Sonra, arkadaşlarımdan birçoğu gibi şehit olarak ölmek istiyordum.”Fakat, Gabriel zamanla düş kırıklığına uğradı. Dağlara kaçtı, sınırdan sürünerek tarafsız bir ülkeye geçti ve sonra Avrupa’ya gitti. Sürekli olarak Tanrı’ya, yaşamın neden böylesine sıkıntılı olduğunu, sorunların O’ndan gelen bir ceza olup olmadığını soruyordu. Yehova’nın Şahitleriyle tanıştı, onlar bugün yaşamın neden böylesine çok sorunla dolu olduğunu ona Mukaddes Kitaptan gösterdiler.—Matta 24:3-14; II. Timoteos 3:1-5.
Gabriel Mukaddes Kitaptan bilgi aldıkça, onun hakikati içerdiğini daha çok fark etti. “Yeryüzü cennetinde sonsuza dek yaşayabileceğimizi öğrendim.

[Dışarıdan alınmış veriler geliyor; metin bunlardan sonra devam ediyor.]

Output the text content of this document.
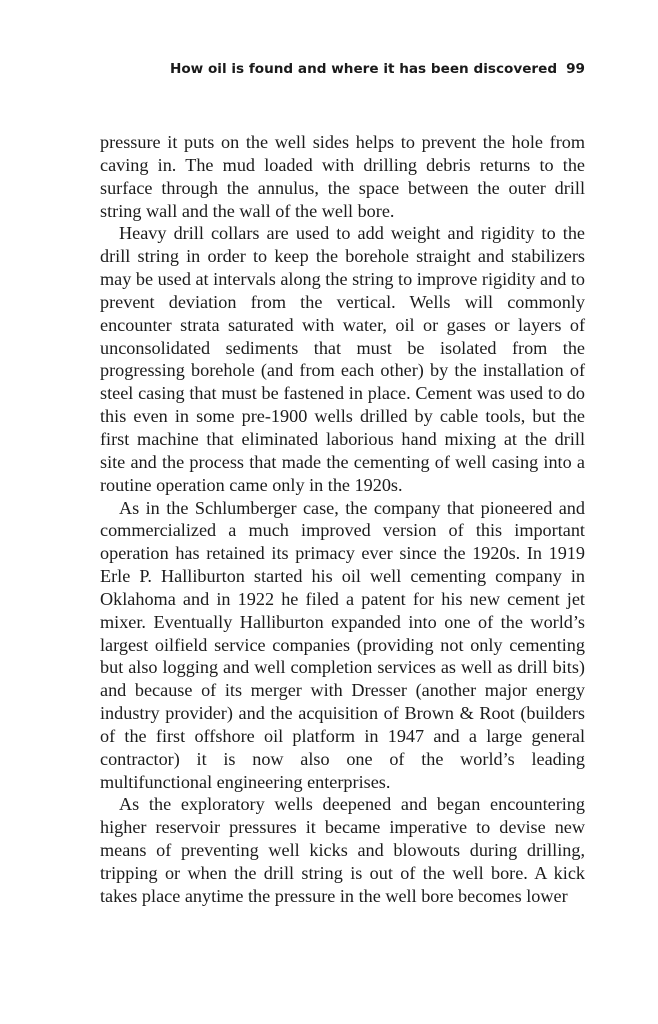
How oil is found and where it has been discovered 99

pressure it puts on the well sides helps to prevent the hole from caving in. The mud loaded with drilling debris returns to the surface through the annulus, the space between the outer drill string wall and the wall of the well bore.

Heavy drill collars are used to add weight and rigidity to the drill string in order to keep the borehole straight and stabilizers may be used at intervals along the string to improve rigidity and to prevent deviation from the vertical. Wells will commonly encounter strata saturated with water, oil or gases or layers of unconsolidated sediments that must be isolated from the progressing borehole (and from each other) by the installation of steel casing that must be fastened in place. Cement was used to do this even in some pre-1900 wells drilled by cable tools, but the first machine that eliminated laborious hand mixing at the drill site and the process that made the cementing of well casing into a routine operation came only in the 1920s.

As in the Schlumberger case, the company that pioneered and commercialized a much improved version of this important operation has retained its primacy ever since the 1920s. In 1919 Erle P. Halliburton started his oil well cementing company in Oklahoma and in 1922 he filed a patent for his new cement jet mixer. Eventually Halliburton expanded into one of the world’s largest oilfield service companies (providing not only cementing but also logging and well completion services as well as drill bits) and because of its merger with Dresser (another major energy industry provider) and the acquisition of Brown & Root (builders of the first offshore oil platform in 1947 and a large general contractor) it is now also one of the world’s leading multifunctional engineering enterprises.

As the exploratory wells deepened and began encountering higher reservoir pressures it became imperative to devise new means of preventing well kicks and blowouts during drilling, tripping or when the drill string is out of the well bore. A kick takes place anytime the pressure in the well bore becomes lower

Bunun çocukken arzuladığım şey olması ne tuhaf.” Mukaddes Kitap Gabriel’i teselli etti ve kederli yüreğini rahatlattı. En derin duygusal yaraları iyileşmeye başladı. Böylece eski düşmanı Daniel’le tanıştığı zaman, içindeki nefret duygularından artık hiçbir iz kalmamıştı. Fakat Daniel’in Avrupa’ya gitmesinin nedeni neydi?
“Eğer Gerçekten Varsan, Lütfen Bana Yardım Et!”
Daniel Katolik olarak yetişmişti. 18 yaşında askerlik hizmetine çağrıldı. O da Gabriel’in katıldığı savaşa gönderildi, fakat karşı cephede çarpışacaktı. Daniel cephenin yakınındayken içinde olduğu tanka bir roket isabet etti. Arkadaşları ölmüş; o da ciddi şekilde yaralanmış ve tutsak alınmıştı. Hastanede ve kampta aylarca, tarafsız bir ülkeye gönderilmeyi bekledi. Yalnız ve muhtaç durumda olduğundan, intihar etmeyi bile düşündü. Daniel Tanrı’ya şöyle dua etti: “Eğer gerçekten varsan, lütfen bana yardım et!” Hemen ertesi gün Yehova’nın Şahitleri onu ziyaret ettiler ve sorularının birçoğunu cevaplayabildiler. Sonunda sığınmacı olarak Avrupa’ya gitti. Daniel Şahitlerle tekrar ilişki kurdu ve Mukaddes Kitabı incelemeye başladı. Öğrendikleri, onu endişelerinden ve acılarından kurtardı.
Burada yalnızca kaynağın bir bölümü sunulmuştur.